The challenge for RAX is to successfully migrate customers onto its open cloud architecture and grow its installed base by convincing customers of its benefits. However, the real test of whether the company can grow into its evaluation will be when it convincingly demonstrates that it has the requisite scalability. The jury is still out.
I prefer to take a step back and look at the bigger picture. In summary, I think this stock is still overpriced but there is nothing wrong with the cloud computing market. My problem lies with the ongoing capital expenditure requirements at the business and the overly optimistic assumptions the market has baked into the stock.
Rackspace Analysis
Revenues of $352.9 million came in a little lighter than analyst consensus of $355.4m but this hardly a big deal. In reality Rackspace is managing the aftermath of the launch of its OpenStack public cloud. The idea is that enterprises will appreciate the opportunity to have more flexibility over how they use and position their applications rather than be locked into working with a sole vendor. This is a key distinction between what Amazon (NASDAQ: AMZN) is offering in the public cloud and what VMware (NYSE: VMW) is doing in the private cloud.
Rackspace’s argument is that Amazon and VMware are offering a legacy model approach and trying to lock customers into their service. This may well be true but there are also security fears around cloud adoption, and with larger enterprises the operational risks are significant. In other words, they may well appreciate the legacy model or, at least, they may take their time over shifting to Rackspace’s open cloud model. Furthermore, Rackspace is going into unchartered territory here, and VMware also disappointed the market with its results. Meanwhile, Amazon can't appear to do anything wrong at the moment.
It wasn’t just revenues that got the market worried. Rackspace described the slower than expected installed base growth to be a function of its execution rather than anything structural in the industry.
With all this understood, it was only a revenue miss by a couple of million. No big deal.
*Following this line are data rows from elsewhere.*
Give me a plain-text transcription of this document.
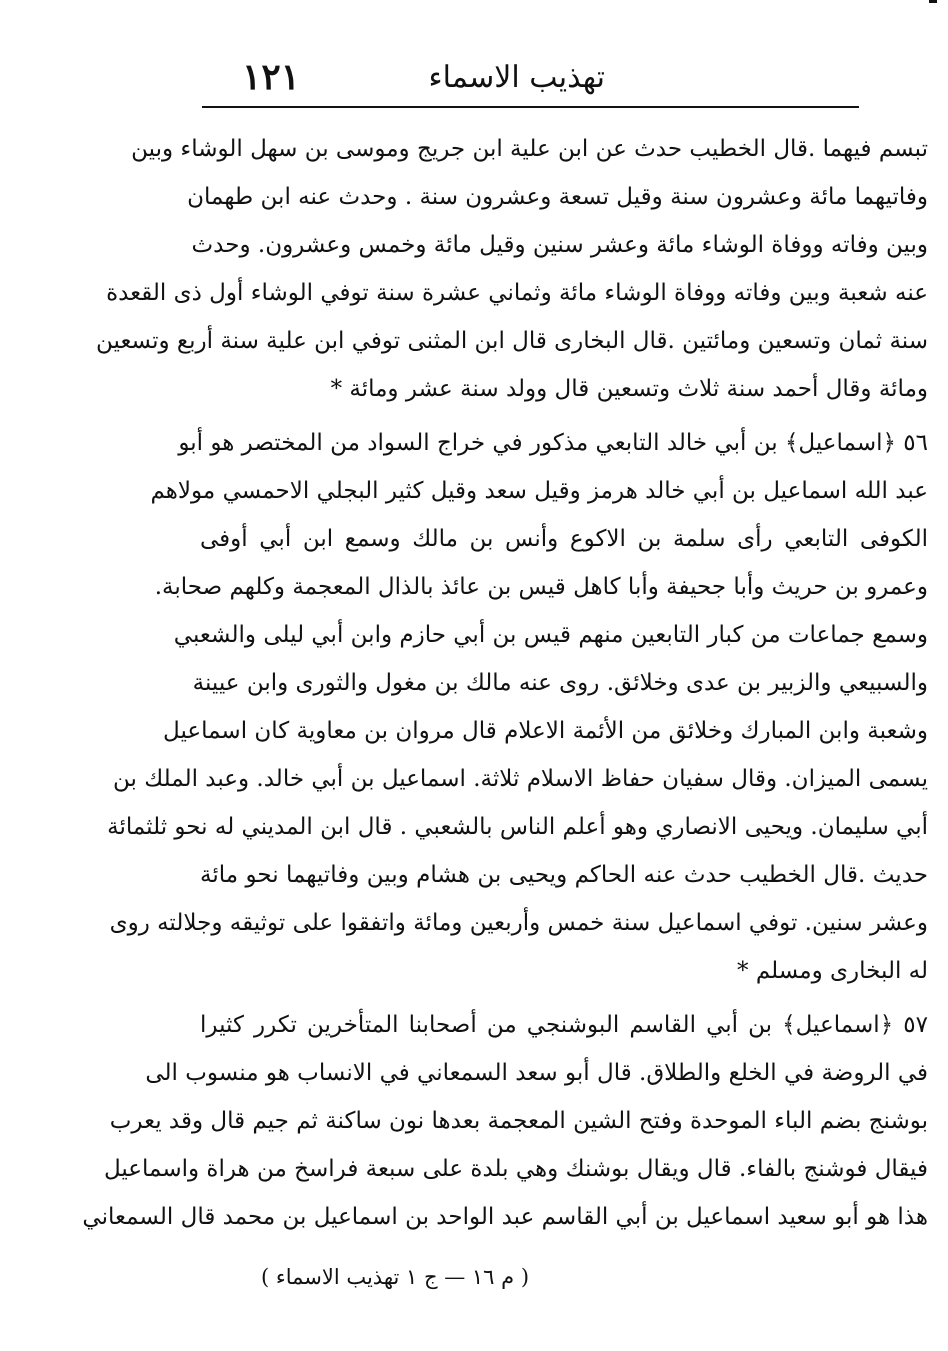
تهذيب الاسماء
١٢١
تبسم فيهما .قال الخطيب حدث عن ابن علية ابن جريج وموسى بن سهل الوشاء وبين
وفاتيهما مائة وعشرون سنة وقيل تسعة وعشرون سنة . وحدث عنه ابن طهمان
وبين وفاته ووفاة الوشاء مائة وعشر سنين وقيل مائة وخمس وعشرون. وحدث
عنه شعبة وبين وفاته ووفاة الوشاء مائة وثماني عشرة سنة توفي الوشاء أول ذى القعدة
سنة ثمان وتسعين ومائتين .قال البخارى قال ابن المثنى توفي ابن علية سنة أربع وتسعين
ومائة وقال أحمد سنة ثلاث وتسعين قال وولد سنة عشر ومائة *
٥٦ ﴿اسماعيل﴾ بن أبي خالد التابعي مذكور في خراج السواد من المختصر هو أبو
عبد الله اسماعيل بن أبي خالد هرمز وقيل سعد وقيل كثير البجلي الاحمسي مولاهم
الكوفى التابعي رأى سلمة بن الاكوع وأنس بن مالك وسمع ابن أبي أوفى
وعمرو بن حريث وأبا جحيفة وأبا كاهل قيس بن عائذ بالذال المعجمة وكلهم صحابة.
وسمع جماعات من كبار التابعين منهم قيس بن أبي حازم وابن أبي ليلى والشعبي
والسبيعي والزبير بن عدى وخلائق. روى عنه مالك بن مغول والثورى وابن عيينة
وشعبة وابن المبارك وخلائق من الأئمة الاعلام قال مروان بن معاوية كان اسماعيل
يسمى الميزان. وقال سفيان حفاظ الاسلام ثلاثة. اسماعيل بن أبي خالد. وعبد الملك بن
أبي سليمان. ويحيى الانصاري وهو أعلم الناس بالشعبي . قال ابن المديني له نحو ثلثمائة
حديث .قال الخطيب حدث عنه الحاكم ويحيى بن هشام وبين وفاتيهما نحو مائة
وعشر سنين. توفي اسماعيل سنة خمس وأربعين ومائة واتفقوا على توثيقه وجلالته روى
له البخارى ومسلم *
٥٧ ﴿اسماعيل﴾ بن أبي القاسم البوشنجي من أصحابنا المتأخرين تكرر كثيرا
في الروضة في الخلع والطلاق. قال أبو سعد السمعاني في الانساب هو منسوب الى
بوشنج بضم الباء الموحدة وفتح الشين المعجمة بعدها نون ساكنة ثم جيم قال وقد يعرب
فيقال فوشنج بالفاء. قال ويقال بوشنك وهي بلدة على سبعة فراسخ من هراة واسماعيل
هذا هو أبو سعيد اسماعيل بن أبي القاسم عبد الواحد بن اسماعيل بن محمد قال السمعاني
( م ١٦ — ج ١ تهذيب الاسماء )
Revenue growth remains strong, and it is understandable if there is some lumpiness as RAX engages and educates enterprises with its open cloud offering.
Rackspace and Cash Flow
So if the revenue miss isn’t a big deal then is the stock good value now?
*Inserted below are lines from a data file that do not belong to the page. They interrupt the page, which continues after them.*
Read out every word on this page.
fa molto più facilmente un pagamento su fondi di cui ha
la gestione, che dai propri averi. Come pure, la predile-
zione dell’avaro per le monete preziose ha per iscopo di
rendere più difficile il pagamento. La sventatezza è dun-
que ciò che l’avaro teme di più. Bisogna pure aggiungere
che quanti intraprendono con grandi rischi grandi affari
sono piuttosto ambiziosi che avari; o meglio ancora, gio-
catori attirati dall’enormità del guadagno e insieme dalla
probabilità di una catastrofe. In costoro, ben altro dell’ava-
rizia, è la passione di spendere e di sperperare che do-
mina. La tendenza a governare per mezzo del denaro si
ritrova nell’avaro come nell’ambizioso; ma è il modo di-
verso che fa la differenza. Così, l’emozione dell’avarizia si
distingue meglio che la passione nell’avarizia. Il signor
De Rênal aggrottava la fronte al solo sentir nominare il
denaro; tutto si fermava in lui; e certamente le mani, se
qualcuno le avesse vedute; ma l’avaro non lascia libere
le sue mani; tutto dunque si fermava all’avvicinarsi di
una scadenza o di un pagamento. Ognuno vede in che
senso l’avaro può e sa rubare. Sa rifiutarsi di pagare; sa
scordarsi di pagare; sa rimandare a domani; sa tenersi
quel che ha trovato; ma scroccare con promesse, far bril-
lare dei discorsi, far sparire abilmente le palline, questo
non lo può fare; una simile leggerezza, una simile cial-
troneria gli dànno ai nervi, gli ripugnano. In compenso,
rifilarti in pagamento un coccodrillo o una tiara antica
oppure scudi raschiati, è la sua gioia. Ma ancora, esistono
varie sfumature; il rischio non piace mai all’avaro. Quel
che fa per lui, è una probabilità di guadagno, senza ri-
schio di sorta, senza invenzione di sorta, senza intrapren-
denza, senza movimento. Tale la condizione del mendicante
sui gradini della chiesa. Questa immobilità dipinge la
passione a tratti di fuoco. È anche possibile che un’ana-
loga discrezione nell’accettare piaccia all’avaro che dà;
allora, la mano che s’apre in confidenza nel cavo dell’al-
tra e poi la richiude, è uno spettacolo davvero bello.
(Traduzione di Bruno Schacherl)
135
Frankly I don’t think it is. My concern with Rackspace was previously outlined in an article linked here. I would advise reading that article for a more in depth look. In summary, my worry is that in order to offer its ‘fanatical support’ to customers RAX is locked into buying large amounts of customer gear. I use the term ‘large’ because thus far there hasn’t been a clear sign that RAX has achieved the kind of scalability that it will need to justify the evaluation.
Granted this year has seen some improvement as indicated in this chart. Note how CapEx as a share of revenue fell in 2012 vs. 2011.
However, in these results RAX announced that CapEx for 2013 would be $375-445 million with customer gear expenditures of $235-275 million. Considering that the consensus revenue forecast for 2013 revenues is $1,640 the mid-point of these figures is 25% and 15.6% respectively. It’s an improvement but not by much, and it's possible that RAX will struggle to beat this year’s free cash flow figure of $119 million.
Where Next for Rackspace?
And herein lies the problem. As I write, the stock price is around $60, which gives a market cap of $8.3 billion and enterprise value of 10.2 billion. In other words, it is only generating 1.1% of its enterprise value in free cash flow, and the forward PE ratio is around 41x.
The challenge for RAX is to successfully migrate customers onto its open cloud architecture and grow its installed base by convincing customers of its benefits. However, the real test of whether the company can grow into its evaluation will be when it convincingly demonstrates that it has the requisite scalability. The jury is still out.